Zhou expressly declined to resolve two questions: (1) whether a § 924(c) conviction can be sustained if, notwithstanding legally sufficient proof, the jury acquits on the predicate crime, id. at 379 n.16, and (2) whether a § 924(c) conviction requires that the defendant be charged with and convicted of the predicate crime, id. at 378-79; see also United States v. Parker, 577 F.3d 143, 146 n.2 (2d Cir. 2009).[4] We need not answer the first question--on which there is arguably a circuit split--because the jury found beyond a reasonable doubt that Johnson committed both bank robbery (Count One) and armed bank robbery (Count Two). Compare United States v. Ruiz, 986 F.2d 905, 911 (5th Cir. 1993) (" Because there is more than ample evidence showing that a reasonable jury could have found [the defendant] guilty of [the predicate crime], the fact that [the defendant] was acquitted on that count does not preclude his conviction under Section 924(c)(1)." ), with United States v. Carter, 300 F.3d 415, 425 (4th Cir. 2002) (disapproving the " extreme position" in Ruiz).

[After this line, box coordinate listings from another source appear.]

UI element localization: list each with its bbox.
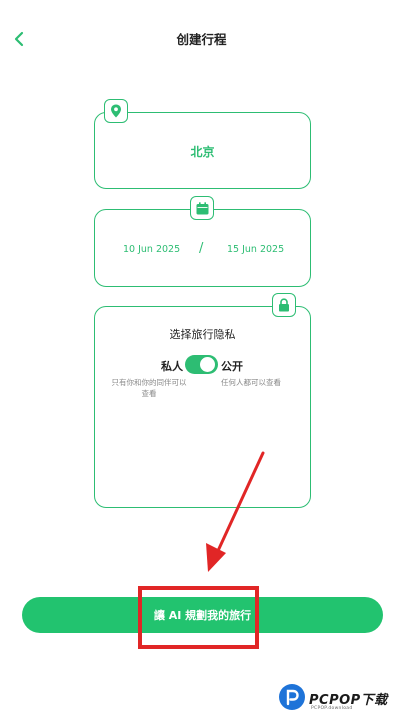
- calendar-icon: [196, 201, 208, 214]
- end-date[interactable]: 15 Jun 2025: [227, 244, 284, 255]
- public-description: 任何人都可以查看: [221, 378, 281, 387]
- page-title: 创建行程: [176, 32, 227, 47]
- calendar-badge: [190, 196, 214, 220]
- public-option-label[interactable]: 公开: [221, 358, 243, 374]
- lock-icon: [279, 298, 289, 312]
- destination-city: 北京: [190, 145, 215, 159]
- watermark-sub: PCPOP.download: [311, 706, 353, 711]
- private-option-label[interactable]: 私人: [161, 358, 183, 374]
- private-description: 只有你和你的同伴可以查看: [111, 378, 187, 398]
- top-bar: 创建行程: [0, 0, 403, 78]
- privacy-toggle[interactable]: [185, 355, 218, 374]
- location-badge: [104, 99, 128, 123]
- map-pin-icon: [111, 104, 121, 118]
- privacy-badge: [272, 293, 296, 317]
- toggle-knob: [200, 357, 215, 372]
- watermark: PCPOP下载 PCPOP.download: [279, 681, 401, 717]
- pcpop-logo-icon: [279, 684, 305, 710]
- date-separator: /: [199, 241, 204, 256]
- start-date[interactable]: 10 Jun 2025: [123, 244, 180, 255]
- privacy-title: 选择旅行隐私: [169, 328, 236, 341]
- plan-trip-button[interactable]: 讓 AI 規劃我的旅行: [22, 597, 383, 633]
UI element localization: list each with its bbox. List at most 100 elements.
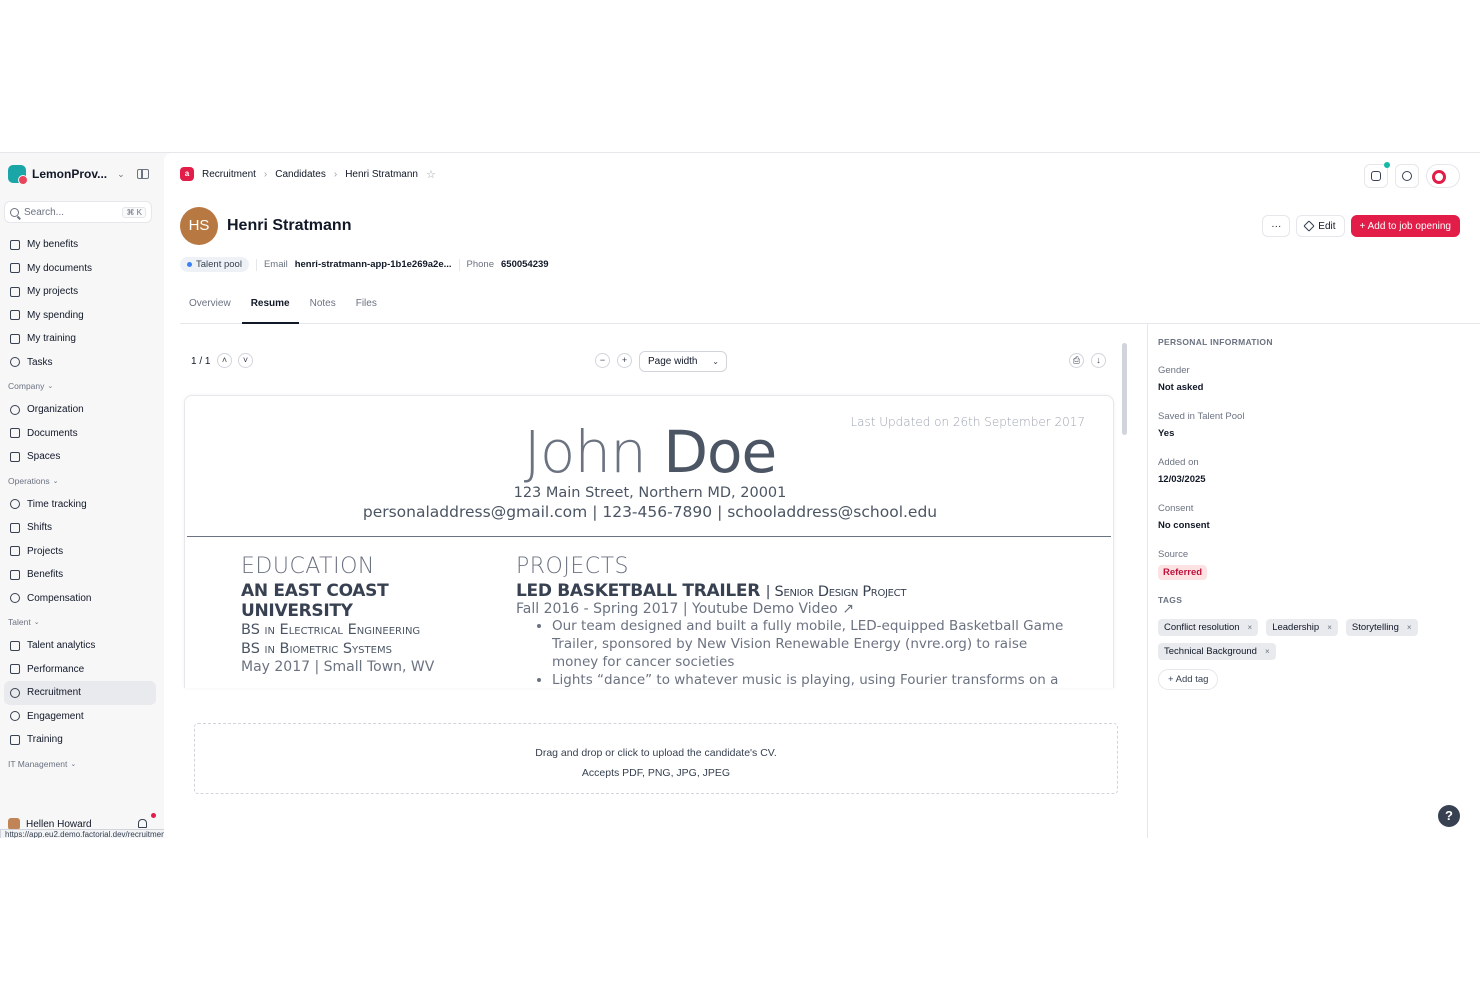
edit-button[interactable]: Edit — [1296, 215, 1345, 237]
saved-label: Saved in Talent Pool — [1158, 411, 1245, 422]
close-icon[interactable]: × — [1407, 623, 1412, 632]
sidebar-nav: My benefits My documents My projects My … — [4, 233, 156, 776]
tag-list: Conflict resolution × Leadership × Storyte… — [1158, 619, 1458, 660]
resume-contacts: personaladdress@gmail.com | 123-456-7890… — [362, 503, 938, 521]
tags-heading: TAGS — [1158, 595, 1183, 605]
education-heading: EDUCATION — [241, 554, 375, 579]
education-date: May 2017 | Small Town, WV — [241, 659, 435, 675]
page-title: Henri Stratmann — [227, 217, 352, 234]
sidebar-item-talent-analytics[interactable]: Talent analytics — [4, 634, 156, 658]
bell-icon[interactable] — [138, 819, 147, 828]
sidebar-item-tasks[interactable]: Tasks — [4, 351, 156, 375]
scrollbar[interactable] — [1122, 343, 1127, 435]
help-center-button[interactable] — [1426, 164, 1460, 188]
star-icon[interactable]: ☆ — [426, 168, 436, 181]
tab-files[interactable]: Files — [347, 293, 386, 324]
sidebar-item-compensation[interactable]: Compensation — [4, 587, 156, 611]
section-company[interactable]: Company ⌄ — [4, 374, 156, 398]
sidebar-item-benefits[interactable]: Benefits — [4, 563, 156, 587]
close-icon[interactable]: × — [1327, 623, 1332, 632]
sidebar-item-spaces[interactable]: Spaces — [4, 445, 156, 469]
sidebar-item-training[interactable]: Training — [4, 728, 156, 752]
page-indicator: 1 / 1 — [191, 356, 211, 367]
zoom-select[interactable]: Page width ⌄ — [639, 351, 727, 372]
coin-icon — [10, 593, 20, 604]
sidebar-item-my-projects[interactable]: My projects — [4, 280, 156, 304]
add-to-job-opening-button[interactable]: + Add to job opening — [1350, 215, 1460, 237]
email-value[interactable]: henri-stratmann-app-1b1e269a2e... — [295, 259, 452, 270]
resume-name: John Doe — [523, 418, 777, 486]
collapse-sidebar-icon[interactable] — [137, 169, 149, 179]
source-label: Source — [1158, 549, 1189, 560]
cv-upload-dropzone[interactable]: Drag and drop or click to upload the can… — [194, 723, 1118, 794]
download-icon[interactable]: ↓ — [1091, 353, 1106, 368]
breadcrumb-current: Henri Stratmann — [345, 168, 418, 180]
source-badge: Referred — [1158, 565, 1208, 580]
company-switcher[interactable]: LemonProv... ⌄ — [8, 165, 158, 185]
sidebar-item-documents[interactable]: Documents — [4, 422, 156, 446]
more-button[interactable]: ··· — [1262, 215, 1291, 237]
phone-value[interactable]: 650054239 — [501, 259, 549, 270]
stopwatch-icon — [10, 499, 20, 510]
sidebar-item-shifts[interactable]: Shifts — [4, 516, 156, 540]
user-name: Hellen Howard — [26, 818, 92, 830]
divider — [255, 258, 257, 271]
search-input[interactable]: Search... ⌘ K — [4, 201, 152, 223]
sidebar-item-time-tracking[interactable]: Time tracking — [4, 493, 156, 517]
tab-notes[interactable]: Notes — [301, 293, 345, 324]
sidebar-item-engagement[interactable]: Engagement — [4, 705, 156, 729]
tab-overview[interactable]: Overview — [180, 293, 240, 324]
sidebar-item-performance[interactable]: Performance — [4, 658, 156, 682]
pencil-icon — [1303, 220, 1315, 232]
section-operations[interactable]: Operations ⌄ — [4, 469, 156, 493]
briefcase-icon — [10, 286, 20, 297]
chevron-down-icon[interactable]: ˅ — [238, 353, 253, 368]
people-icon — [10, 404, 20, 415]
print-icon[interactable]: ⎙ — [1069, 353, 1084, 368]
list-item: Our team designed and built a fully mobi… — [552, 617, 1076, 671]
candidate-actions: ··· Edit + Add to job opening — [1262, 215, 1460, 237]
section-it-management[interactable]: IT Management ⌄ — [4, 752, 156, 776]
cube-icon — [10, 451, 20, 462]
sidebar-item-recruitment[interactable]: Recruitment — [4, 681, 156, 705]
notification-dot — [151, 813, 156, 818]
close-icon[interactable]: × — [1248, 623, 1253, 632]
breadcrumb-candidates[interactable]: Candidates — [275, 169, 326, 180]
tag: Conflict resolution × — [1158, 619, 1259, 636]
chevron-up-icon[interactable]: ˄ — [217, 353, 232, 368]
zoom-in-icon[interactable]: + — [617, 353, 632, 368]
close-icon[interactable]: × — [1265, 647, 1270, 656]
status-dot — [187, 262, 192, 267]
upload-formats: Accepts PDF, PNG, JPG, JPEG — [581, 767, 731, 779]
help-button[interactable]: ? — [1438, 805, 1460, 827]
main-content: a Recruitment › Candidates › Henri Strat… — [164, 153, 1480, 838]
zoom-out-icon[interactable]: − — [595, 353, 610, 368]
sidebar-item-my-documents[interactable]: My documents — [4, 257, 156, 281]
candidate-meta: Talent pool Email henri-stratmann-app-1b… — [180, 257, 549, 272]
sidebar-item-my-spending[interactable]: My spending — [4, 304, 156, 328]
breadcrumb-recruitment[interactable]: Recruitment — [202, 169, 256, 180]
sidebar-item-my-benefits[interactable]: My benefits — [4, 233, 156, 257]
project-bullets: Our team designed and built a fully mobi… — [552, 617, 1076, 688]
chevron-down-icon: ⌄ — [33, 619, 40, 626]
sidebar-item-my-training[interactable]: My training — [4, 327, 156, 351]
chevron-down-icon: ⌄ — [70, 760, 77, 768]
folder-icon — [10, 263, 20, 274]
section-talent[interactable]: Talent ⌄ — [4, 610, 156, 634]
email-label: Email — [263, 259, 288, 270]
sidebar-item-projects[interactable]: Projects — [4, 540, 156, 564]
add-tag-button[interactable]: + Add tag — [1158, 669, 1219, 690]
sidebar-item-organization[interactable]: Organization — [4, 398, 156, 422]
project-title: LED BASKETBALL TRAILER | Senior Design P… — [516, 581, 907, 601]
consent-label: Consent — [1158, 503, 1194, 514]
briefcase-icon — [10, 546, 20, 557]
candidate-avatar: HS — [180, 207, 218, 245]
settings-button[interactable] — [1395, 164, 1419, 188]
sidebar: LemonProv... ⌄ Search... ⌘ K My benefits… — [0, 153, 253, 838]
megaphone-icon — [1371, 171, 1381, 181]
gender-label: Gender — [1158, 365, 1190, 376]
chevron-down-icon: ⌄ — [47, 383, 54, 390]
announcements-button[interactable] — [1364, 162, 1390, 188]
tab-resume[interactable]: Resume — [241, 293, 299, 324]
chevron-down-icon: ⌄ — [52, 477, 59, 485]
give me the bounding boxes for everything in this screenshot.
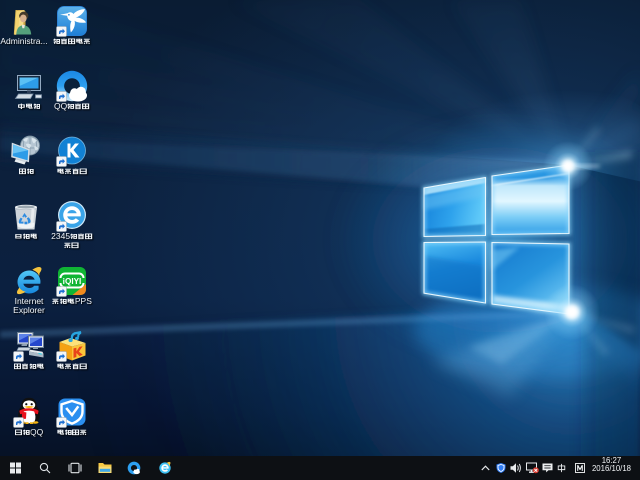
svg-text:iQIYI: iQIYI bbox=[63, 277, 82, 286]
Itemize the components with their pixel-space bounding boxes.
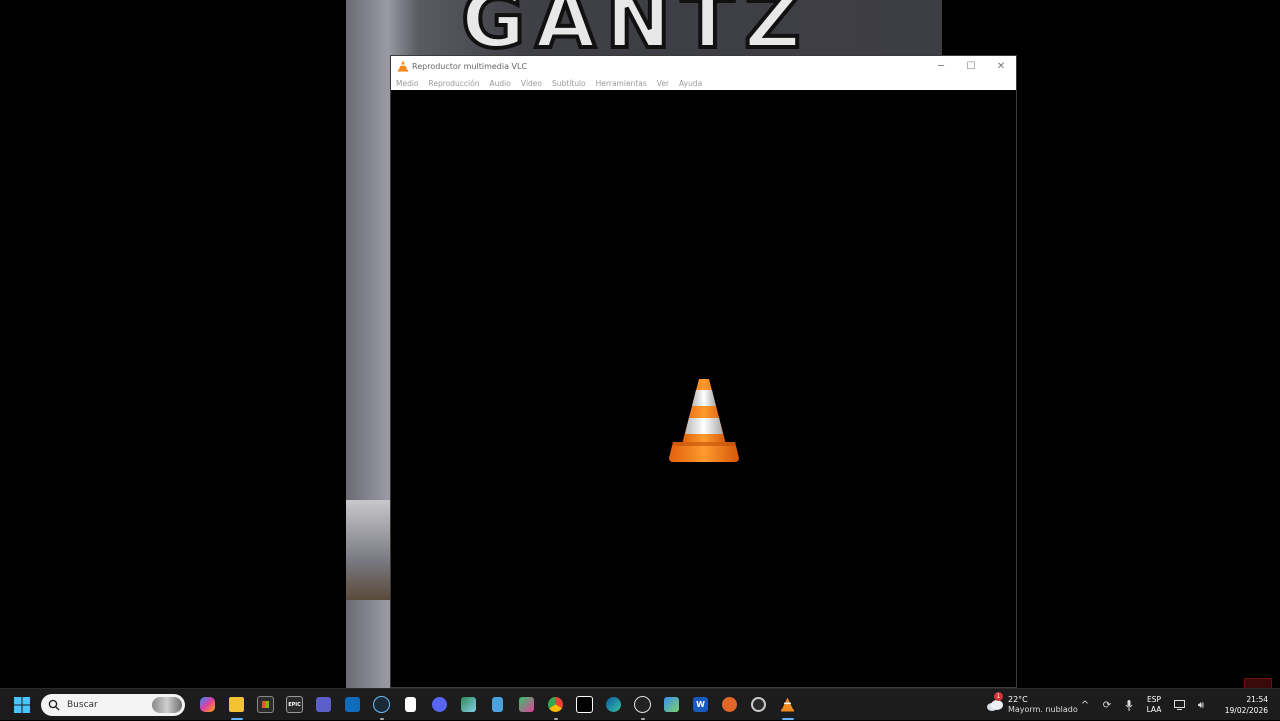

The second question, however, must be decided now because Johnson was convicted under § 924(c) of using a firearm in connection with the Count One robbery, and the Count One conviction was vacated.[5] Every circuit court to have considered the issue has concluded that § 924(c) does not require the defendant to be convicted of (or even charged with) the predicate crime, so long as there is legally sufficient proof that the predicate crime was, in fact, committed. United States v. Lake, 150 F.3d 269, 275 (3d Cir. 1998); Carter, 300 F.3d at 425; United States v. Munoz-Fabela, 896 F.2d 908, 911 (5th Cir. 1990); United States v. Nelson, 27 F.3d 199, 200 (6th Cir. 1994); Myers v. United States, 993 F.2d 171, 172 (8th Cir. 1993) (per curiam); United States v. Hunter, 887 F.2d 1001, 1003 (9th Cir. 1989); United States v. Hill, 971 F.2d 1461, 1467 (10th Cir. 1992) (en banc); United States v. Frye, 402 F.3d 1123, 1127-28 (11th Cir. 2005) (per curiam).

We join that consensus. The plain language of § 924(c) requires only that the predicate crime of violence (or drug trafficking)

Page 130

have been committed; the wording does not suggest that the defendant must be separately charged with that predicate crime and be convicted of it. See 18 U.S.C. § 924(c)(1)(A) (" [A]ny person who, during and in relation to any crime of violence or drug trafficking crime . . . for which the person may be prosecuted in a court of the United States, uses or carries a firearm, or who, in furtherance of any such crime, possesses a firearm, shall [be subject to criminal penalties]." ). In this case, there was legally sufficient proof that Johnson committed bank robbery: the jury returned a guilty verdict on Count One. The vacatur of the Count One conviction on grounds unrelated to sufficiency did not undermine the conviction on Count Three.

III

" A claim of ineffective assistance entails a showing that: 1) the defense counsel's performance was objectively unreasonable; and 2) the deficient performance prejudiced the defense." Kovacs v. United States, 744 F.3d 44, 49 (2d Cir. 2014) (citing Strickland v. Washington, 466 U.S. 668, 104 S.Ct. 2052, 80 L.Ed.2d 674 (1984)). Johnson claims that prior counsel was ineffective for failing to (1) identify the multiplicity argument that resulted in the vacatur of Count One, and (2) challenge Count Three on the grounds that Johnson advances now.

Neither claim succeeds: (1) To the extent counsel was deficient in failing to challenge Count One, any possible prejudice has already been remedied by our vacatur of Count One,[6] see Johnson, 293 F.App'x at 790; and (2) counsel's failure to challenge Count Three based on the arguments Johnson advances now was not objectively unreasonable, since those arguments are, for reasons discussed above, meritless, see United States v. Kirsh, 54 F.3d 1062, 1071 (2d Cir. 1995).

CONCLUSION

For the foregoing reasons, we affirm the order of the district court.